I media insomma hanno fornito di questa visita una interpretazione solo “buonista” e per niente “realista”, forse quel realismo predicato da Borghezio e dintorni. Ancora una coppia di opposti inconciliabili: vale a dire, ciò che è buono contro ciò che è reale, di cui lui solo conosce il significato, dal momento che la bontà e l’amore, la solidarietà e la carità non hanno niente di reale e non li trovi mai fuori dalla tua coscienza. Anche di quella laica. In altre parole non si possono, secondo Ostellino, coltivare i principi di Libertà, Eguaglianza e Fraternità, che lui estrae senza tentennamenti dall’illuminismo, ed essere nello stesso tempo responsabili. E il Papa, secondo Ostellino, ha contraddittoriamente separato, come dicevo, il Realismo gesuita dalla Carità francescana. Insomma, quando il Papa sceglie i poveri, si dimentica della crisi della società dei consumi e del benessere, che secondo Ostellino non dipende dalla “de-regulation” neo-liberista e della globalizzazione anarchica del capitalismo speculativo finanziario che affonda gli Stati, le economie degli Stati e la giustizia sociale, e che lui ha sempre fatto finta di ignorare. E’ certo che le favelas che visiterà il Papa a Rio de Janeiro siano in attesa di riscatto economico, civile e sociale. Me lo auguro. Ma questo non deve vietare a nessuno di ignorare la carità e la solidarietà da offrire immediatamente al popolo delle favelas.

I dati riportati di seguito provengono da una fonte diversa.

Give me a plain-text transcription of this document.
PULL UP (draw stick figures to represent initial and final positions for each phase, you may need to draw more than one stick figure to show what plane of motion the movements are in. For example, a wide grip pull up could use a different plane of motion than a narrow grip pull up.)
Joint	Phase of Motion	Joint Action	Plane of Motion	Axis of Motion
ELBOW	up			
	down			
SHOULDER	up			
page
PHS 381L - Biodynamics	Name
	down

Lascio perdere il suo pelagianesimo della Grazia, il suo Voltaire, la scelta di Bergoglio per rispondere agli “scandali sessuali e finanziari” della Chiesa, il cristianesimo della consuetudine, e la religione superstizione dei popoli sottosviluppati. E sorvolo sulla secolarizzazione e sugli egoismi, su cui, confesso, ho capito ben poco. Auguro invece ad Ostellino di aprirsi con spirito di comprensione, da vero “aspirante credente” come lui si definisce, verso chi crede che i valori della morale cristiana e della dottrina sociale della Chiesa vengano prima delle leggi e del realismo liberista.
Nino Labate
6 Settembre 2013 at 14:59
Spiace leggere articoli come quello di Piero Ostellino “Salvate il soldato Montesquieu” scritti da una penna famosa, stimabile ed autorevole. Capisco, del resto, che un orfano si possa sentire frustrato. Orfano di un partito di destra che non c’è, non c’è stato e cha mai ci sarà in Italia. Infatti, le “brave persone” della desta italiana trovandosi senza figure paterne di riferimento che soddisfino le loro esigenze hanno cercato dei padri putativi. I risultati del passato e recenti sono sotto gli occhi di tutti. Mi pare di capire dall’articolo che la responsabilità non sia di chi ha governato e di chi li ha votati, magari turandosi il naso, ma dell’attuale Costituzione.. I padri putativi scelti, dalla desta dei galantuomini e belle signore, sono stati un disastro per gli italiani. Petrolini diceva …io non ce l’ho con chi mi critica e fischia ma con chi non lo butta giù dal loggione del teatro….Forse, se si cercasse qualcuno di putativo con il cuore e non tenendo conto del proprio conto in banca si sceglierebbe persone che difenderebbero meglio sia il conto in banca di tutti ma soprattutto la dignità di ciascun italiano ed anche dei giornalisti.